This morning I went into work to perform a routine installation of patches on both our mail server and file server. I expected that because there were only a few patches which required a reboot it should only take about an hour. I started the process at about 10:45am…
All went well for the first set of patches and the mail server rebooted fine. The file server initially rebooted OK but needed a couple of patches in single user mode. Again, they SEEMED to go O.K… until the final reboot. The system came back up and but couldn’t fsck the UFS filesystem on a zvol device.. so I rebooted and booted with the “-r” option to reconfigure devices…. even more errors… then lots of programs crashed on start.. so I rolled back the patches and rebooted.

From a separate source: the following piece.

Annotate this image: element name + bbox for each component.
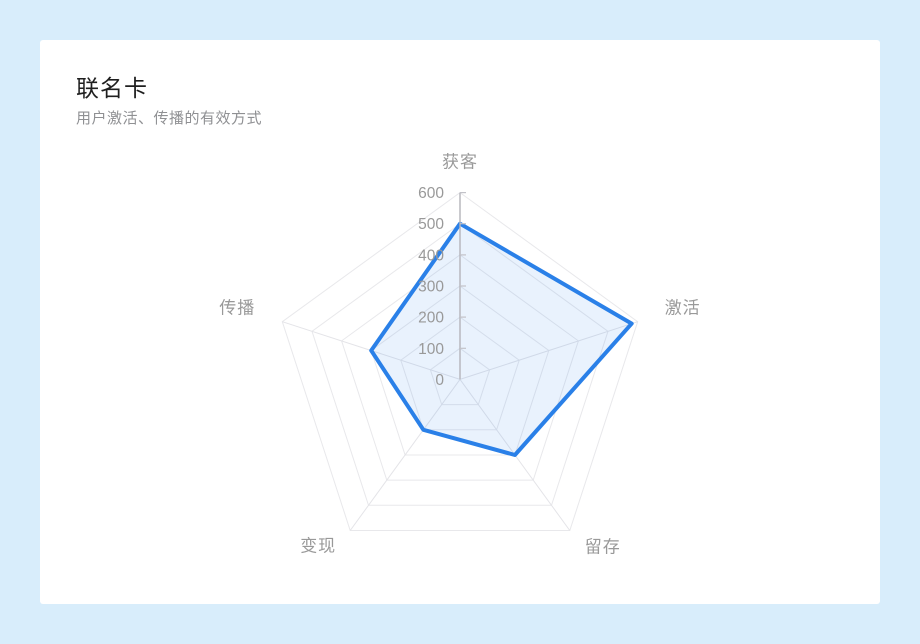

The system wouldn’t boot at all, other than in failsafe mode. Rebuilding the boot_cache made no difference.. but I did notice a fleeting message saying that GRUB couldn’t mount the root partition!
Hmm… So, I boot in failsafe mode again and run fsck. OH-MY-GOD! Huge numbers of duplicate blocks, corrupted directory entries and corrupted directories. After about 30 sets of fsck runs it wasn’t getting any better so I had to cut my losses and do a full re-install.

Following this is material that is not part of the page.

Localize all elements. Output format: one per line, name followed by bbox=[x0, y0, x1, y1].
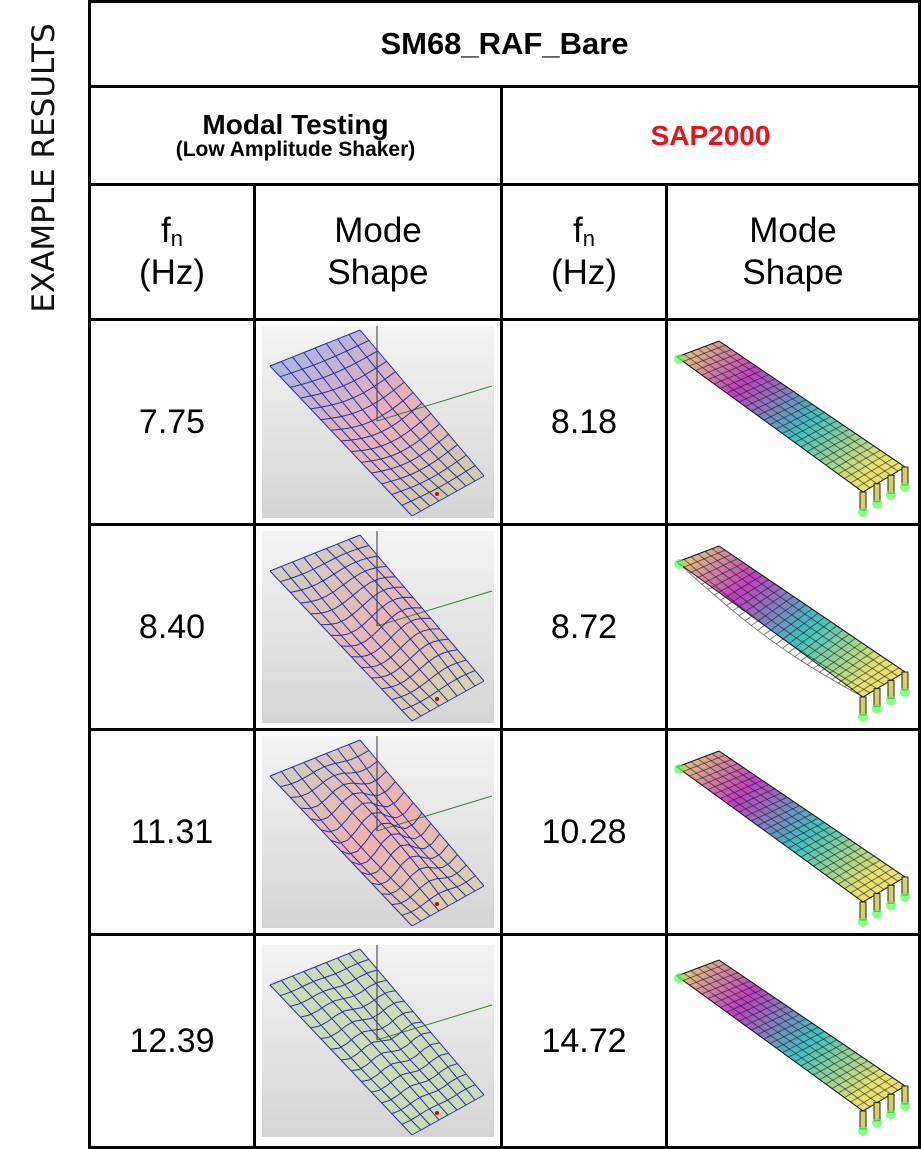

Suffice it to say that I eventually got the system back up and running. Zpool imported the data filesystems, the user home directory UFS filesystem checked out and when I NFS exported them the clients didn’t even have problems with stale file handles.
So, a job which should have taken 1 hour actually took 11. I’m off to bed in a minute without supper ‘cos I’m so tired and, as I didn’t get to Sainsbury’s, don’t have much to eat in the house anyway.